26La question soulevée par ce quatrième dubium est inattendue : Vitoria ne vient-il pas d’invoquer par trois fois, à titre d’argument, l’impossibilité d’une guerre juste des deux côtés ? La question paraît donc ici plus paradoxale encore qu’elle ne l’avait été sous la plume d’Alciat, un quart de siècle plus tôt. Comment justifier le procédé ? Constatons d’abord que, malgré les apparences, il n’implique aucune antinomie. En effet, si la réponse à cette quatrième question est plus nuancée que ne le laissait attendre le caractère péremptoire de l’argument allégué dans les trois autres, c’est grâce à cette nuance-là que Vitoria précise la portée même de son raisonnement précédent. Car l’argument y avait servi à trancher un cas de doute, dont la partie en cause était nécessairement consciente : la réponse à la quatrième question vise en revanche un cas d’ignorance, dont la victime est, avec la même nécessité, inconsciente. On se trouve donc dans deux hypothèses distinctes et presque complémentaires, qui ne se rapprochent que grâce à la perspective commune choisie par Vitoria, consistant à embrasser la situation globale formée par les acteurs et leur jeu réciproque.

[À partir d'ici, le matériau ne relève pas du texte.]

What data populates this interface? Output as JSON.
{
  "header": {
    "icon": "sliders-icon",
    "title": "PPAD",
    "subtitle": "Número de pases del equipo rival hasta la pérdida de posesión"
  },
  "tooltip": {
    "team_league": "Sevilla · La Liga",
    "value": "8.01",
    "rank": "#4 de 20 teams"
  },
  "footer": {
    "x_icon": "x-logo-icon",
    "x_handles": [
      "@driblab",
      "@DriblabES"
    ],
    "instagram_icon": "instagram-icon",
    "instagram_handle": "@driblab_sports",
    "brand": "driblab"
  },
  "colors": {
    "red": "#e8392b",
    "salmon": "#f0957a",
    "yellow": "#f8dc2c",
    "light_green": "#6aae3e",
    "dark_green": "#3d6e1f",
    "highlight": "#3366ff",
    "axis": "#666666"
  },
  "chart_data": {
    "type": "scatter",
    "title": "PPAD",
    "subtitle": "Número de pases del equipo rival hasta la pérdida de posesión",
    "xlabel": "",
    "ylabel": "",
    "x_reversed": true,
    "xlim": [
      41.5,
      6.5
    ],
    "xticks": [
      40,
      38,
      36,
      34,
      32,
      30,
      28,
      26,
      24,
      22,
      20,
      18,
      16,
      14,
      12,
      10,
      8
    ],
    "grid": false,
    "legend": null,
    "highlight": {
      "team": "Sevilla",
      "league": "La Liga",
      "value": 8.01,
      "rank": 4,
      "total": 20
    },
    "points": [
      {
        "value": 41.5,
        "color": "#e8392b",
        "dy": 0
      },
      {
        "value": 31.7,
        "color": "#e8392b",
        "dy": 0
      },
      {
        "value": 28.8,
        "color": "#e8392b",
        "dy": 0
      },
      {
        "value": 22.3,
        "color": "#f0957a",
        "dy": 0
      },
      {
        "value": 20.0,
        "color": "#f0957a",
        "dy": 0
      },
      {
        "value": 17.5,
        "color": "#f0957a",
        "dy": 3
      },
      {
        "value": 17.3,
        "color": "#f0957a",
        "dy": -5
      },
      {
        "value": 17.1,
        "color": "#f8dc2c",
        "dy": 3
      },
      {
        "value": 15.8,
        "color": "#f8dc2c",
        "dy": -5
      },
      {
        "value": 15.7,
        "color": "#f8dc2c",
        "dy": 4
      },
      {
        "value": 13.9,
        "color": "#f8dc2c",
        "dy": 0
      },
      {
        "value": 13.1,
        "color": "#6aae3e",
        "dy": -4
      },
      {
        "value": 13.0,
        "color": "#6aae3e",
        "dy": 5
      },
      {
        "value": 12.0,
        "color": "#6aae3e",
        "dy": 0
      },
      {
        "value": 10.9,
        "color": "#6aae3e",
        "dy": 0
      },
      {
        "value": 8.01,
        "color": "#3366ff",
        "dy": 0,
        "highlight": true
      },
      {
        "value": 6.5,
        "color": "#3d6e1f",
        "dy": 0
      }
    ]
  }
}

27En substance, la première de ces hypothèses correspond à celle qui avait conduit Fulgose et Alciat à leurs thèses ; la seconde, à celle qui se trouvait à la base du raisonnement de Tostado et de Mair. Implicitement Vitoria refuse la voie adoptée par les deux juristes : voilà le sens de sa démarche dans les trois premiers dubia. Dans le quatrième, il se rallie aux conclusions des deux théologiens, tout en leur conférant l’aspect d’un principe général. Telle est la double importance de ce développement : rejet voilé des conceptions de certains juristes, il marque un progrès sur les théologiens antérieurs.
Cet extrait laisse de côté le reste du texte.